Von den beiden versprach ich mir noch mehr Sicherheit in der Defensive. Letztes Jahr hatten wir in der vierten Liga mit Abstand die wenigsten Gegentore kassiert, und auch jetzt standen wir im Vergleich nicht ganz schlecht da. Dass wir vorn immer noch relativ wenig trafen, fiel dann nicht groß ins Gewicht, wenn in der Regel die Null stand.
Die Stimmung war jedenfalls bestens. Etwas bekniffen waren nur die Jungs, deren Positionen jetzt von den beiden Neuen okkupiert werden sollten. Schließlich hatten wir jetzt vier Torhüter und drei linke Verteidiger.
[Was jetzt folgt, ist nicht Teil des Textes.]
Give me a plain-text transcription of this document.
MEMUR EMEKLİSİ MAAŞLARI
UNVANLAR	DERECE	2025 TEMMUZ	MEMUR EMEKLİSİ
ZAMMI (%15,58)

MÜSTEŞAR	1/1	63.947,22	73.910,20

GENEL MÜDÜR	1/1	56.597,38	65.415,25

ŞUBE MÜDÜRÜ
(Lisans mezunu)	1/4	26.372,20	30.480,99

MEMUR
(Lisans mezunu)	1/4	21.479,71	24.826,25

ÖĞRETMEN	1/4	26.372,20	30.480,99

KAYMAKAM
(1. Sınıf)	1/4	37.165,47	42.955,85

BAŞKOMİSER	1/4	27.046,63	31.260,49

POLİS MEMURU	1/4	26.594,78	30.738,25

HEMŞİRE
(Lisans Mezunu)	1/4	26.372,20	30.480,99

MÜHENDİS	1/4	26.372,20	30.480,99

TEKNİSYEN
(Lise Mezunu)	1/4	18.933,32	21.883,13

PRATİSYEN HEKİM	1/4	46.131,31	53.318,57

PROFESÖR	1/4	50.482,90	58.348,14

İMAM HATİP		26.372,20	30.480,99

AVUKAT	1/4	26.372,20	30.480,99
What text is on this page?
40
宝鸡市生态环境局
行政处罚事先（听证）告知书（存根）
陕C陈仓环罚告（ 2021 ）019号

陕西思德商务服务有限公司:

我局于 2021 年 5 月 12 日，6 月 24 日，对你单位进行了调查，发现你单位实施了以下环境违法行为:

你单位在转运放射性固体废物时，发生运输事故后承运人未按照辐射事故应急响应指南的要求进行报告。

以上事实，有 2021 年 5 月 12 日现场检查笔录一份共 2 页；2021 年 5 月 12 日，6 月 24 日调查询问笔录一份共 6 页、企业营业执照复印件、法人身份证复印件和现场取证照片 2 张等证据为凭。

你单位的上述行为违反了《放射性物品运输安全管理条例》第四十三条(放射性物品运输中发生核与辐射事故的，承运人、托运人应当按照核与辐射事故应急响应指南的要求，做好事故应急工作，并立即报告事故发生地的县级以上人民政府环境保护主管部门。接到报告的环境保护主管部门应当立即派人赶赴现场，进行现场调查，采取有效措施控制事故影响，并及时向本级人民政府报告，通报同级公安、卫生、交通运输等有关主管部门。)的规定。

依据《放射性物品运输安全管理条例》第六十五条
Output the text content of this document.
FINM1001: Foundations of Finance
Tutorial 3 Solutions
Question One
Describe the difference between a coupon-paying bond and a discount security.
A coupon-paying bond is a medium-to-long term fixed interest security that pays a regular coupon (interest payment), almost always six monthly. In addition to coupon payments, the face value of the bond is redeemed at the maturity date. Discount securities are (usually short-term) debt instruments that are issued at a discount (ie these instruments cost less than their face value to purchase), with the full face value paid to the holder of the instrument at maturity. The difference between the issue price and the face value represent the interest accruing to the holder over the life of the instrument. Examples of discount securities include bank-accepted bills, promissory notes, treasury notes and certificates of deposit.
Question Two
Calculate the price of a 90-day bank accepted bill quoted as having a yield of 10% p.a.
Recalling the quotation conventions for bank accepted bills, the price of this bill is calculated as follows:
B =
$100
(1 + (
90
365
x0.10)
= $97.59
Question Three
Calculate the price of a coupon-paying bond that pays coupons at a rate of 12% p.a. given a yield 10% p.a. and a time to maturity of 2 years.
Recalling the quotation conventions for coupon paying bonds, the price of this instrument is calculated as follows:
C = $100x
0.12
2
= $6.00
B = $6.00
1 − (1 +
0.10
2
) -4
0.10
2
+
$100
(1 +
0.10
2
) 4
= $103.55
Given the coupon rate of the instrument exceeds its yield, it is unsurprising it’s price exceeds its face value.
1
Als Ersatzkeeper empfahl sich fraglos Kai, der bislang sämtliche Spiele gemacht hatte und im Trainingslager seinen verletzungsbedingten Rückstand wieder aufgeholt hatte. Für Bude sprach allein sein etwas größeres Talent, sodass er, wenn er dazu bereit war, als dritter Torwart bleiben konnte. Noch klarer war die Situation auf der linken Abwehrseite: Tobias war von Beginn an gesetzt, Florian hatte wie Kai jedes Spiel gespielt und Piotr, einen netten, aber unbegabten Jungen, hatte ich nur zweimal kurz eingewechselt. Bevor ich eine Entscheidung verkündete, ließ ich dem Team aber noch Zeit, sich selbst mit der Situation auseinanderzusetzen.
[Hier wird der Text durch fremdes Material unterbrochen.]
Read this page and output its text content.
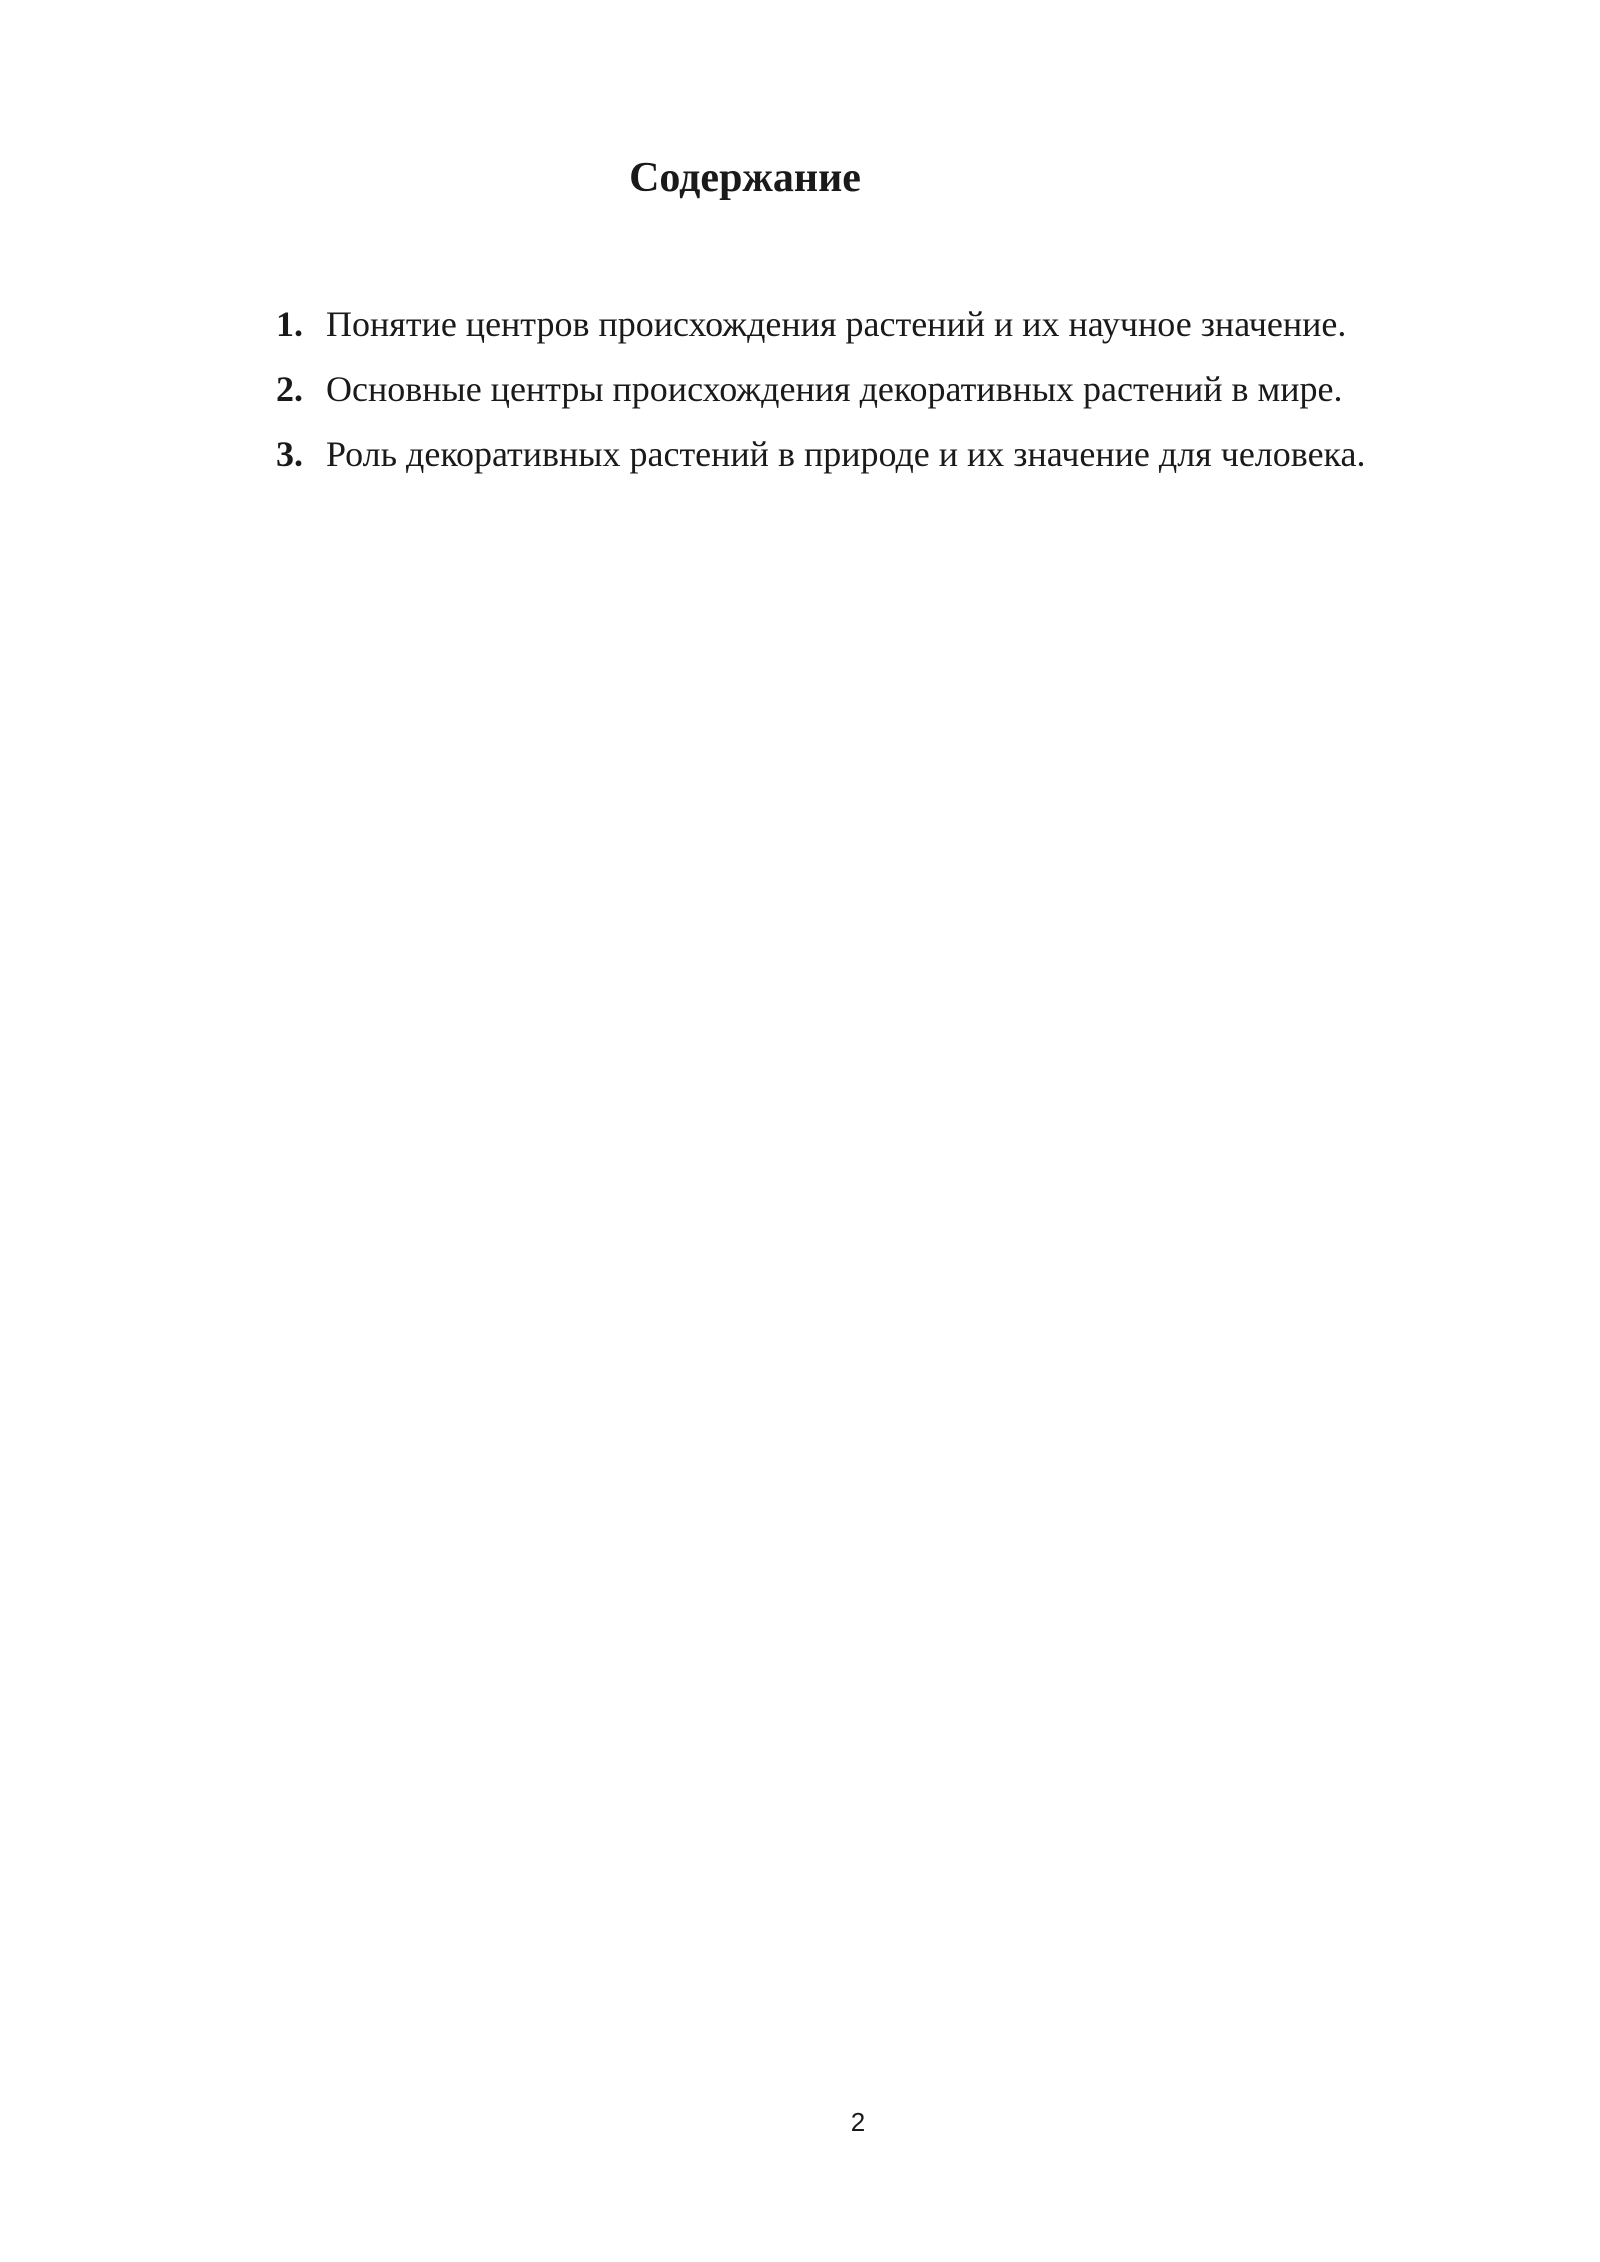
Содержание
1. Понятие центров происхождения растений и их научное значение.
2. Основные центры происхождения декоративных растений в мире.
3. Роль декоративных растений в природе и их значение для человека.
2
Am Wochenende kam es dann zum zweiten Mal zu dem Ereignis, das – wenn es nach Kristian ging – künftig durchaus regelmäßig stattfinden konnte: ein Aufeinandertreffen von Profis und Jugendmannschaft. Selbstredend fanden auch wir uns alle am Trainingsplatz ein.
Diesmal gaben sich die Männer allerdings keine Blöße. Nur Hany (TW) durfte stolz auf sich sein, denn er hielt einen Elfer. Aber auch sonst schlugen sich Pan, Lan, Kevin und Co. achtbar, und am Ende gab es ein standesgemäßes 6:0.